Campings no Litoral Norte do RS são refúgio de verão e Carnaval com natureza e economia
Campings no Litoral Norte do RS são refúgio de verão e Carnaval

Campings no Litoral Norte do RS se tornam opção preferida para verão e Carnaval

Arrumar a barraca ao amanhecer, esquentar água no fogão adaptado e preparar o chimarrão cercado pelo verde. Essa rotina simples e econômica define o dia a dia de muitas famílias nos campings do Litoral Norte do Rio Grande do Sul, que se consolidam como uma alternativa cada vez mais valorizada para viver o verão e o Carnaval em contato direto com a natureza.

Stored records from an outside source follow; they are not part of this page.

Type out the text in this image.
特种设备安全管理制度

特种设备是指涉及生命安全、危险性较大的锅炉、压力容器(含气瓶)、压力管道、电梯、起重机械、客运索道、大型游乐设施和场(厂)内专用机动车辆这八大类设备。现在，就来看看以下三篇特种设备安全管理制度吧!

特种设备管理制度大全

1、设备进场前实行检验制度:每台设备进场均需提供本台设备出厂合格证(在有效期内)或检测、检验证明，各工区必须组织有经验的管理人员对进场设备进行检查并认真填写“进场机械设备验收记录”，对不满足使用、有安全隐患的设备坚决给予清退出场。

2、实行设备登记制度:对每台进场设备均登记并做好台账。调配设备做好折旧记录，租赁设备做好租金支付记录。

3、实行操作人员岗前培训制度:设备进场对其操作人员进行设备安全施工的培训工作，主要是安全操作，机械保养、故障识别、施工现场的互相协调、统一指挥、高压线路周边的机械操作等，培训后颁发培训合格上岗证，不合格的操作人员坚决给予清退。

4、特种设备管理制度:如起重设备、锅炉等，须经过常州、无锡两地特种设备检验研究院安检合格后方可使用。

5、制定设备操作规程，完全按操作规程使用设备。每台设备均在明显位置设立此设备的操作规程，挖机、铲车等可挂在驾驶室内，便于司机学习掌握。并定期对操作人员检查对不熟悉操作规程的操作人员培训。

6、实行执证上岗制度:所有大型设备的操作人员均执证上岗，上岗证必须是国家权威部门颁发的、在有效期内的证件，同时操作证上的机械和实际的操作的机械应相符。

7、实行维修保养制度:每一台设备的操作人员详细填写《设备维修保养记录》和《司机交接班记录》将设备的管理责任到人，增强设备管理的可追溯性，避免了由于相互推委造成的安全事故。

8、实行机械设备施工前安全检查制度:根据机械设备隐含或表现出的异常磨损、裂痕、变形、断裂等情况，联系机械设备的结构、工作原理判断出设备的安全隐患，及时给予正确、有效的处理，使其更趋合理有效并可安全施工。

Resgate de tradições e criação de memórias afetivas

O empresário Robinson Nunes representa essa tendência. Cresceu acampando com os pais e agora busca resgatar essa tradição com os próprios filhos. Instalado em um camping da região, ele explica que a escolha vai muito além da economia financeira.

"Tem essa nostalgia do que era antigamente, do camping, que a gente acabou se afastando por causa do trabalho e das ocupações do dia a dia. A ideia é resgatar isso, criar memórias com os filhos, viver algo mais saudável, em contato com a natureza, em outro ritmo", relata Robinson.

Sua viagem atual serve como um teste prático. A intenção é ajustar equipamentos e, em seguida, buscar os filhos para passar mais dias juntos no camping, aproveitando intensamente o período de verão no litoral gaúcho.

Custo-benefício atrativo e experiências autênticas

Quando famílias procuram esses espaços, o objetivo é viver experiências mais reais e desconectadas da agitação urbana:

  • Acordar com o som dos pássaros
  • Observar animais silvestres
  • Sentir a brisa refrescante da lagoa
  • Desacelerar o ritmo do cotidiano

Essa combinação entre custo-benefício e imersão na natureza tem atraído um público crescente. Em Tramandaí, um camping que funciona há mais de três décadas recebeu mais de 100 barracas apenas no último Réveillon. A expectativa para o Carnaval também é de lotação máxima.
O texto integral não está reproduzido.